1. A public key can be mathematically generated from a private key
2. A private key cannot be mathematically generated from a public key (i.e. "trapdoor function")
3. A private key can be verified by a public key

To most, conditions #1 and #2 make sense, but what about #3?

You have two choices here:

1. You can go down a rabbit-hole and spend hours upon hours learning how elliptic curve cryptography works (here is a great starting point)... OR...
2. You can accept the properties above--just like you accept Newton's 3 laws of motion without needing to derive them yourself.

In conclusion, a public/private keypair is created using elliptic curve cryptography, which by nature, creates a public and private key that are mathematically linked in both directions, but not mathematically derived in both directions. This is what makes it possible for you to use someone's public key to verify that they signed a specific message, without them exposing their private key to you.

The public key encrypts and only the private key can decrypt it, and the reverse is true. They both encrypt to different hashes but each key can decrypt the other's encryption.

There are a few different ways to verify that a message came from some expected sender. For example:

The sender sends:

1. The message

2. The hash of the message encrypted with their private key

The receiver:

3. Decrypts the signature (2) with the public key to obtain a message, supposedly the same message as (1) but we don't know yet. We now have two messages that we need to verify are identical. So to do this, we will encrypt them both with our public key and compare the two hashes. So we will ....
4. Encrypt the original message (1) with the public key to obtain a hash
5. Encrypt the decrypted message (3) to get a second hash and compare to (4) to verify that they are identical.

If they aren't identical it means either the message was tampered with or it was signed with some other key and not the one we thought...

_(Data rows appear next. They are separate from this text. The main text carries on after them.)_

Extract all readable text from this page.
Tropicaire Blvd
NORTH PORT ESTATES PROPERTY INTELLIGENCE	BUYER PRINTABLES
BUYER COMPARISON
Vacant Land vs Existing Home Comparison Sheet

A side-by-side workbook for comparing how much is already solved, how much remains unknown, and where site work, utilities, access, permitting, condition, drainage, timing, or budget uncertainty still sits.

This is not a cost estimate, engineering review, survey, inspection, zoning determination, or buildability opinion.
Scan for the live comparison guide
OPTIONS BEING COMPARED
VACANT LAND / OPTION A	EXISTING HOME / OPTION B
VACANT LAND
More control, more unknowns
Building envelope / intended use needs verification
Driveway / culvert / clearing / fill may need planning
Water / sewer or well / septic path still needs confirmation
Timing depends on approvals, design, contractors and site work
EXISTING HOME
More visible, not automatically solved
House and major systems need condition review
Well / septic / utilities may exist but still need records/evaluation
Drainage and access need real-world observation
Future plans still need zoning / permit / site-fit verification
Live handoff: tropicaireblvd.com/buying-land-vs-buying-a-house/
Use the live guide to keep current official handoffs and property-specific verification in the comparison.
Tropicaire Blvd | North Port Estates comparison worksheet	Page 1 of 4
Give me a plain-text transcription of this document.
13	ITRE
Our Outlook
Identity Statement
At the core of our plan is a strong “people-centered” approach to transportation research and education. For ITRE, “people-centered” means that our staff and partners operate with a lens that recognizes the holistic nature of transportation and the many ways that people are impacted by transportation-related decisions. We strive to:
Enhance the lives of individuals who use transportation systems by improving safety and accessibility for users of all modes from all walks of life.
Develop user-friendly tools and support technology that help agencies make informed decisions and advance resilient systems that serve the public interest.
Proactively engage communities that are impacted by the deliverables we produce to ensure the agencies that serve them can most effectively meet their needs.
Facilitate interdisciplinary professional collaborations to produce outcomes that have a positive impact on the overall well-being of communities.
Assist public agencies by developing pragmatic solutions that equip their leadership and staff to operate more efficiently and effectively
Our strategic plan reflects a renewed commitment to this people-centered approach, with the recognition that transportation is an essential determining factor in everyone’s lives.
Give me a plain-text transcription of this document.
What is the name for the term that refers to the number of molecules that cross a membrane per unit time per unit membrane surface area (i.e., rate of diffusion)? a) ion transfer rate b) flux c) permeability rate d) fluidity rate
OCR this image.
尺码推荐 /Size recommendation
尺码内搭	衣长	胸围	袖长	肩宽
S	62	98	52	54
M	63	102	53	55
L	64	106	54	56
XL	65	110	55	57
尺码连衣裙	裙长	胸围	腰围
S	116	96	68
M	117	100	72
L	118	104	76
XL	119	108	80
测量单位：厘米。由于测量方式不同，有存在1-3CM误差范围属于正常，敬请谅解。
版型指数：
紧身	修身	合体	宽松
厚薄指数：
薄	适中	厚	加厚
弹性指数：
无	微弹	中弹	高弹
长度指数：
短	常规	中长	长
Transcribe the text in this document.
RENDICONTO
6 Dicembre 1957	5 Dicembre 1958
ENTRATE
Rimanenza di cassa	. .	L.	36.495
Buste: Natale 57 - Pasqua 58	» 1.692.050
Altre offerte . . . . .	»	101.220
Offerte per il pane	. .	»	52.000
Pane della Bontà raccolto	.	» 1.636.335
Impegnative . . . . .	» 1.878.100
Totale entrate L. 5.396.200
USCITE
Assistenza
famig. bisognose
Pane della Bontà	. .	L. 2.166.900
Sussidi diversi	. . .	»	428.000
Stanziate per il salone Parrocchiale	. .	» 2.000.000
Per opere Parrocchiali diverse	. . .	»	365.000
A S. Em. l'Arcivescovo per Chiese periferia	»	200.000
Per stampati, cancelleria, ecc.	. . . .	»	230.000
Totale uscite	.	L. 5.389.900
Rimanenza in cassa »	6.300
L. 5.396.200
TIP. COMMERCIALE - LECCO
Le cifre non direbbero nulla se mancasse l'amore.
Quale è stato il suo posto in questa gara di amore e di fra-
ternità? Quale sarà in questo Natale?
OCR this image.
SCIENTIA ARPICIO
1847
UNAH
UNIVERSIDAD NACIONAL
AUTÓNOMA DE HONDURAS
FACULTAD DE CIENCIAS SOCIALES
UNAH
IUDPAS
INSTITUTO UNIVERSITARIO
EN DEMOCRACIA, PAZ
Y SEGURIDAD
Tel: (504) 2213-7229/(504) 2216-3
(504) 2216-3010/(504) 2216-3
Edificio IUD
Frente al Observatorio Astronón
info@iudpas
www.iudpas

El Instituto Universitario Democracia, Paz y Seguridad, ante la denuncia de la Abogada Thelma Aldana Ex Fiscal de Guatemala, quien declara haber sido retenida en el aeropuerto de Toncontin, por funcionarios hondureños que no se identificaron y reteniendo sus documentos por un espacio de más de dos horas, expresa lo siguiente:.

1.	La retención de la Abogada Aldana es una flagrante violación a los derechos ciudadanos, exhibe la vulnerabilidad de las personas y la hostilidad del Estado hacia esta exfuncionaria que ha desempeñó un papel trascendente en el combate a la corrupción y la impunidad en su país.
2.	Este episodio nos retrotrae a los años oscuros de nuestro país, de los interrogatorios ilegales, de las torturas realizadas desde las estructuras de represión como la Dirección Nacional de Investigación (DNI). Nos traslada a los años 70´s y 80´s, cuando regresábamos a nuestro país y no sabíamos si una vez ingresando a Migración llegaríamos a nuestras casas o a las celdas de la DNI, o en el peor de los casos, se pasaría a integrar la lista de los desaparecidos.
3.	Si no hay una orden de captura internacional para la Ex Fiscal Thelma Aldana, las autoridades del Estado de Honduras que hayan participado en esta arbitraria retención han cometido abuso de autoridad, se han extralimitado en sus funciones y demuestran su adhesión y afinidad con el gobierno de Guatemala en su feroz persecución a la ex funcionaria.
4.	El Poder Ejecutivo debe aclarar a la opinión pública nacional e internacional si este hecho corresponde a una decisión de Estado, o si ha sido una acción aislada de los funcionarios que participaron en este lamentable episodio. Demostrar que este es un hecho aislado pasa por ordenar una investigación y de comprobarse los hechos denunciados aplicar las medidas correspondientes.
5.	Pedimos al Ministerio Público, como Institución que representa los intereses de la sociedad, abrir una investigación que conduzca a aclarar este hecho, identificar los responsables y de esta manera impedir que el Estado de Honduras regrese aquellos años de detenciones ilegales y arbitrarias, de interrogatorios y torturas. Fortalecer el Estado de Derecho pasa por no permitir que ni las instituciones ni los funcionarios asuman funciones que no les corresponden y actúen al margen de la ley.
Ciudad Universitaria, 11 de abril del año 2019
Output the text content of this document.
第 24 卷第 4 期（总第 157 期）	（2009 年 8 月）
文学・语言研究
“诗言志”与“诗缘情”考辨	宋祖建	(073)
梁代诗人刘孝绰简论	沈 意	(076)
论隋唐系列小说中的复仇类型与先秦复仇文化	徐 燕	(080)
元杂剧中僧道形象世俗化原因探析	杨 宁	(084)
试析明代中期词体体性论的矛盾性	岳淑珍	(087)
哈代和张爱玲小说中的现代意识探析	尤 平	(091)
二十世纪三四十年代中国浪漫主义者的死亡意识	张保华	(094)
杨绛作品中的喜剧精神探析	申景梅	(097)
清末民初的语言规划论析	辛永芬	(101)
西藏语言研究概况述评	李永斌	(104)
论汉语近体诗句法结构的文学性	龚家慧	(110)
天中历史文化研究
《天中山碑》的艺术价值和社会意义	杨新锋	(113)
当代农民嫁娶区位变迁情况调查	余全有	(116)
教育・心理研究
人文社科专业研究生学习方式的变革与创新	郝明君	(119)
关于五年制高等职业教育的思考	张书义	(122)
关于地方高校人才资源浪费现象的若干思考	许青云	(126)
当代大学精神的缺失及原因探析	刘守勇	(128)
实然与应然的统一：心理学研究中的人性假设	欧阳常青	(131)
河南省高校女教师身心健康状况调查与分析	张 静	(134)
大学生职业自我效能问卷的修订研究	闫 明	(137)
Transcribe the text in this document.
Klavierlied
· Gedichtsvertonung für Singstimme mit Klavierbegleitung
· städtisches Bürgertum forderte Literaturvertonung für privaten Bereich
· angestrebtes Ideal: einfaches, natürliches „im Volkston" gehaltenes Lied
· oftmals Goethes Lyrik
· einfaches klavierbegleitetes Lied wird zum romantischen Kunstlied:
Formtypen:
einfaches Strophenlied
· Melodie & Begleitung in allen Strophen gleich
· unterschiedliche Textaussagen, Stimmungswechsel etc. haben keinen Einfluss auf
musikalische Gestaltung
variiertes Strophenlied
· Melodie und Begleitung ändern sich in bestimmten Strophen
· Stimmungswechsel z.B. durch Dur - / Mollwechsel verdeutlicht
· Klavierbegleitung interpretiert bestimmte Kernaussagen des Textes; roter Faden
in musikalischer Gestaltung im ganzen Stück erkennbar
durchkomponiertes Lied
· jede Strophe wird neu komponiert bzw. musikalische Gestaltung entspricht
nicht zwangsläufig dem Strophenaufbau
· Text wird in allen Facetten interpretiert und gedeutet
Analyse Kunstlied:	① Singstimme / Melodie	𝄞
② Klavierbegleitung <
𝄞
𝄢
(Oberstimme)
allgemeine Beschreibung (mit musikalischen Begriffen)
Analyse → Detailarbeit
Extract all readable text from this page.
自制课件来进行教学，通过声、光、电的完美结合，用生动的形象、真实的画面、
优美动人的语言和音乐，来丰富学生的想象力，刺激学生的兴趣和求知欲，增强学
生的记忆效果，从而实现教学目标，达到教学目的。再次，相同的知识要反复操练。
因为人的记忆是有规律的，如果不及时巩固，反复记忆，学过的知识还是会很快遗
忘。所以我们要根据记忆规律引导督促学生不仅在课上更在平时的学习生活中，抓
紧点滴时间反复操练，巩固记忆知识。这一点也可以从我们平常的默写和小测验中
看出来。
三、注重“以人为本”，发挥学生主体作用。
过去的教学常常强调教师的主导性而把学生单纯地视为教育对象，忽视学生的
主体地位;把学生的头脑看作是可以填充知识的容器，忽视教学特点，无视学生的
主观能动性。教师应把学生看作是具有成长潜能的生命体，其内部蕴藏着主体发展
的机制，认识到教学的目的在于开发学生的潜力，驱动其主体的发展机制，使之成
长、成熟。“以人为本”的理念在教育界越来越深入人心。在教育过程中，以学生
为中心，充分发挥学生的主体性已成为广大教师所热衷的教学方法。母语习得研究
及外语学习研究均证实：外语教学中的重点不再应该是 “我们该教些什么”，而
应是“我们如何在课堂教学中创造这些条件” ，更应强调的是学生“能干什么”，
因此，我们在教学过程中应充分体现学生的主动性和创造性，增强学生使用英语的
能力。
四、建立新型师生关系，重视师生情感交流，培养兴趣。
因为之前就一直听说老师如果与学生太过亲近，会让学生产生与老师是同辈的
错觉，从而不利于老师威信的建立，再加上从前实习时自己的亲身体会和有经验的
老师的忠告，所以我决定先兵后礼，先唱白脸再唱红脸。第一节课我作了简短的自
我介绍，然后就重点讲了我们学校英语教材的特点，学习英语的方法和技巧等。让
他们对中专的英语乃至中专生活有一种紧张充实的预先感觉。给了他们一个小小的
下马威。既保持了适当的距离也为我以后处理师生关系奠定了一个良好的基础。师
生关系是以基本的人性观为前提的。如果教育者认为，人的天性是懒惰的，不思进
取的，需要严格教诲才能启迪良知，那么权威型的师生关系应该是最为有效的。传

Another example would be for the sender to use a common hash that the receiver might know to use as well. For example:

The sender sends:

1. A message
2. Takes a known hash of the message, then encrypts the hash with the private key

The receiver:

3. Decrypts (2) and gets a hash value
4. Hashes the message (1) with the same hash used by the sender
5. Compares the two hashes to make sure they match

This again ensures the message wasn't tampered with and it is from the expected sender.